March saw me purchase and finish reading the Cisco DevNet Associate official certification guide. I originally intended to complete the DEVASC exam in April 2020, however, I have to admit I procrastinated the ever-living hell out of sitting the exam. I love programming, scripting, and automation concepts in general, but I have found it incredibly difficult to get motivated about labbing and seeing DevNet through to the end. I think it’s because I found it incredibly hard to get excited about software development and programming. Thankfully, I have had the pleasure of meeting John Hennessy from Red Hat Australia who has been helping me with an Ansible Tower installation at work. John and his colleagues have been fantastic in helping reignite my interest in programming and automation technologies by demonstrating the value they have when implemented correctly. I’ve got a date set for my DEVASC exam in April 2021, and fully intend to dive into the Enterprise Automation speciality studies after I pass it. Oh and I’m committed to achieving DevNet Professional this year too. Yay, motivation restored!

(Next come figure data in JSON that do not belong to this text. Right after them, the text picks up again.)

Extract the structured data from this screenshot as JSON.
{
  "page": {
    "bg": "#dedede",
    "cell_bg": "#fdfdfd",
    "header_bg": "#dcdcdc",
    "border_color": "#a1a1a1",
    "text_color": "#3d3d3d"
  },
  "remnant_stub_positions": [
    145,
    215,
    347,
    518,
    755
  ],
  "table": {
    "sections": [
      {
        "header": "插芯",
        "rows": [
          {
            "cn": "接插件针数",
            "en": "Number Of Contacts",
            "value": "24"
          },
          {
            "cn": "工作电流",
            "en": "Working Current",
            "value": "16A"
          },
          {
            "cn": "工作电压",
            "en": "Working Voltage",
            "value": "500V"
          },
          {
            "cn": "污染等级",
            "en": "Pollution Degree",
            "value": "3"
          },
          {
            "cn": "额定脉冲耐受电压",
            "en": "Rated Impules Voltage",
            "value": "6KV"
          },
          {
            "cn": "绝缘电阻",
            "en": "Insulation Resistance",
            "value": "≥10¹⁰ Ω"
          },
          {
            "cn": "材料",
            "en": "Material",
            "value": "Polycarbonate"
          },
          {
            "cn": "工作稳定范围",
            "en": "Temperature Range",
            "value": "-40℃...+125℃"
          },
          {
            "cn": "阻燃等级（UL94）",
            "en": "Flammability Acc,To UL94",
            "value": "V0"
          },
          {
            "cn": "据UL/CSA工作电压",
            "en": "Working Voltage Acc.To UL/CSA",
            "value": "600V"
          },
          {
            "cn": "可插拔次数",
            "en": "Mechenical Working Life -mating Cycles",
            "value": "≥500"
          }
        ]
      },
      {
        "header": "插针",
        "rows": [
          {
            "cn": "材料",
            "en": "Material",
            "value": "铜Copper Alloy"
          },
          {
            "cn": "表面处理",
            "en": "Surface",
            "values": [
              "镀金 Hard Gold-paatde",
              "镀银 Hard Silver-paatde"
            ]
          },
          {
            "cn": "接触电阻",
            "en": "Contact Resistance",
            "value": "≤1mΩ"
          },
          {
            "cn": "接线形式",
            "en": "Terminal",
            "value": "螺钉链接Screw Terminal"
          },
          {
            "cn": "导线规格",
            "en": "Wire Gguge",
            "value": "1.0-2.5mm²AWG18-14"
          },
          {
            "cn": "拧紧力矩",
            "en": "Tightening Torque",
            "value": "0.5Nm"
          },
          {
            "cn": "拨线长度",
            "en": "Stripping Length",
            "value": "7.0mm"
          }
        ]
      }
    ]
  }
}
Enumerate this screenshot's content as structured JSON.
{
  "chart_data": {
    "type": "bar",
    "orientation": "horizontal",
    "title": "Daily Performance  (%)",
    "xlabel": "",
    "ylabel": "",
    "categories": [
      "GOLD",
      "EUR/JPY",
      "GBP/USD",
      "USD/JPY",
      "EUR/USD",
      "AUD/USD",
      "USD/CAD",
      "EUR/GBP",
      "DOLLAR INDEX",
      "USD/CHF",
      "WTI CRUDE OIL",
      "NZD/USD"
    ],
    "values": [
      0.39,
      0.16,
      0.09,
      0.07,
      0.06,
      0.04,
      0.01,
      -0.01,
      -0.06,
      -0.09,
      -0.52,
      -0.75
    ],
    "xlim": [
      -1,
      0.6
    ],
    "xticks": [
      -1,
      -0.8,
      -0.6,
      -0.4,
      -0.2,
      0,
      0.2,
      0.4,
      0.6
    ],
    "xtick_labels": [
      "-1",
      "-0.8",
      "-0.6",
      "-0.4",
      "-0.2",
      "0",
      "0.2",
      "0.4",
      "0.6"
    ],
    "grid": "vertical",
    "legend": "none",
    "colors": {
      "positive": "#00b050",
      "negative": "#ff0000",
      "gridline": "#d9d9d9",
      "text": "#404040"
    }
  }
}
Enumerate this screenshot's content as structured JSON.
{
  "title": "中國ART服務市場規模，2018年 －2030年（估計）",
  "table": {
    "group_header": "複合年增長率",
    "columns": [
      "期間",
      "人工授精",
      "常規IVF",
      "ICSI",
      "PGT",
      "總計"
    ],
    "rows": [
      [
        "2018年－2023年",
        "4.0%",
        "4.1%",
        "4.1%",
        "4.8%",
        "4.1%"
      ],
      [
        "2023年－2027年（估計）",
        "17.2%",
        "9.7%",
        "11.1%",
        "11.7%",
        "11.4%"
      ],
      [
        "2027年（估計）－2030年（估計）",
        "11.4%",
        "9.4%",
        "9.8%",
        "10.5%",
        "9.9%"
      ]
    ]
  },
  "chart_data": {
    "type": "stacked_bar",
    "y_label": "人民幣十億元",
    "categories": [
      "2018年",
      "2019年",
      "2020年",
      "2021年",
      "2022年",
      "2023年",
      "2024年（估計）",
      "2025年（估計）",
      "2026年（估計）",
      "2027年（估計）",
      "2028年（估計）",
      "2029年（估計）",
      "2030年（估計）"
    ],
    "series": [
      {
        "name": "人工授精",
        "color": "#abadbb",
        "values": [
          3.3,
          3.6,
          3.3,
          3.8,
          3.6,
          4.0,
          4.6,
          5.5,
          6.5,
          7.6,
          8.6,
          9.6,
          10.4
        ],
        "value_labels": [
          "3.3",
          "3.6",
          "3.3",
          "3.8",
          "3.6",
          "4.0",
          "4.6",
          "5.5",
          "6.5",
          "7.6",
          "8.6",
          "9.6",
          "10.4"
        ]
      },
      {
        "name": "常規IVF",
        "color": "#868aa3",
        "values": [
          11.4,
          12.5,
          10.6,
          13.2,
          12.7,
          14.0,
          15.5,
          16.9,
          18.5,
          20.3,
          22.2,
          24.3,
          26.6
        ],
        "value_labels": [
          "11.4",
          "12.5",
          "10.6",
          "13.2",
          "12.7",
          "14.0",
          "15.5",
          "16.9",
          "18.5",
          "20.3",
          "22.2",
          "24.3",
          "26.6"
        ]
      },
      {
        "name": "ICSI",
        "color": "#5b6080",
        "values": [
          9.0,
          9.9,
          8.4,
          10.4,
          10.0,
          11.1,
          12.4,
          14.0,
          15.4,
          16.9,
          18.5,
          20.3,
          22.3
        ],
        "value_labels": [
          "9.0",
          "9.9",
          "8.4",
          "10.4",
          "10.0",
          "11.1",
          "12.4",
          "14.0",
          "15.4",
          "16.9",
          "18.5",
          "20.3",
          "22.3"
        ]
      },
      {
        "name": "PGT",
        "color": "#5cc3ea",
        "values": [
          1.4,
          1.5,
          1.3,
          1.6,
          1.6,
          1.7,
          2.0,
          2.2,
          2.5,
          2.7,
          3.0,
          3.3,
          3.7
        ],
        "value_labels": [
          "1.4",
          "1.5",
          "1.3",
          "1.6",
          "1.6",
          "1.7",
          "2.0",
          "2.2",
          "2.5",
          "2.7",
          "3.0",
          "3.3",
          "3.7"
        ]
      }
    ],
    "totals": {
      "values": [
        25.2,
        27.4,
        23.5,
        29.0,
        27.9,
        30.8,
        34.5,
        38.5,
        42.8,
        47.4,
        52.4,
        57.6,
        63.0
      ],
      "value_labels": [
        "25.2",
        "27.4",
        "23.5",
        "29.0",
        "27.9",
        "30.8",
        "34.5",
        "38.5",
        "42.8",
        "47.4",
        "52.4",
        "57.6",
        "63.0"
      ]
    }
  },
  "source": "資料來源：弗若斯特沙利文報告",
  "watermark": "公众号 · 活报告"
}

I also booked my first lab date aaaaand then subsequently canned it. Why? I accepted a secondment into the “Principal Networks” position for 3 months at BHP Olympic Dam. The “principal” role is the highest position one can occupy in my company as a technical resource outside of leadership positions, so I feel pretty chuffed to be selected for it, particularly given I was only recently promoted in October 2020! It would have been unwise of me to retain my original lab booking AND stepped up into this role simultaneously. My advice to anyone in a similar position is to always take a career opportunity over a certification exam, as the certification will always be there but your shot at climbing the corporate ladder may not be.

On a closing note, I want to highlight how weird it feels to be almost at the end of my CCIE EI lab exam preparation. I’m coming up to a year since I started this journey and am at the final stretch with only network programmability and automation, plus Cisco SD-Access left to cover in-depth. I haven’t obtained my CCIE yet but I am already starting to see the value in pursuing it. I feel a lot more confident being thrown into large and complex technical projects and initiatives within the workplace, I’m an absolute hawk at spotting suboptimal routing and switching configurations, I feel confident in knowing how to plan our adoption of network automation and technologies to simplify our daily workloads, and I can see the benefits of adopting software-defined architectures. I guess it really is all about the journey!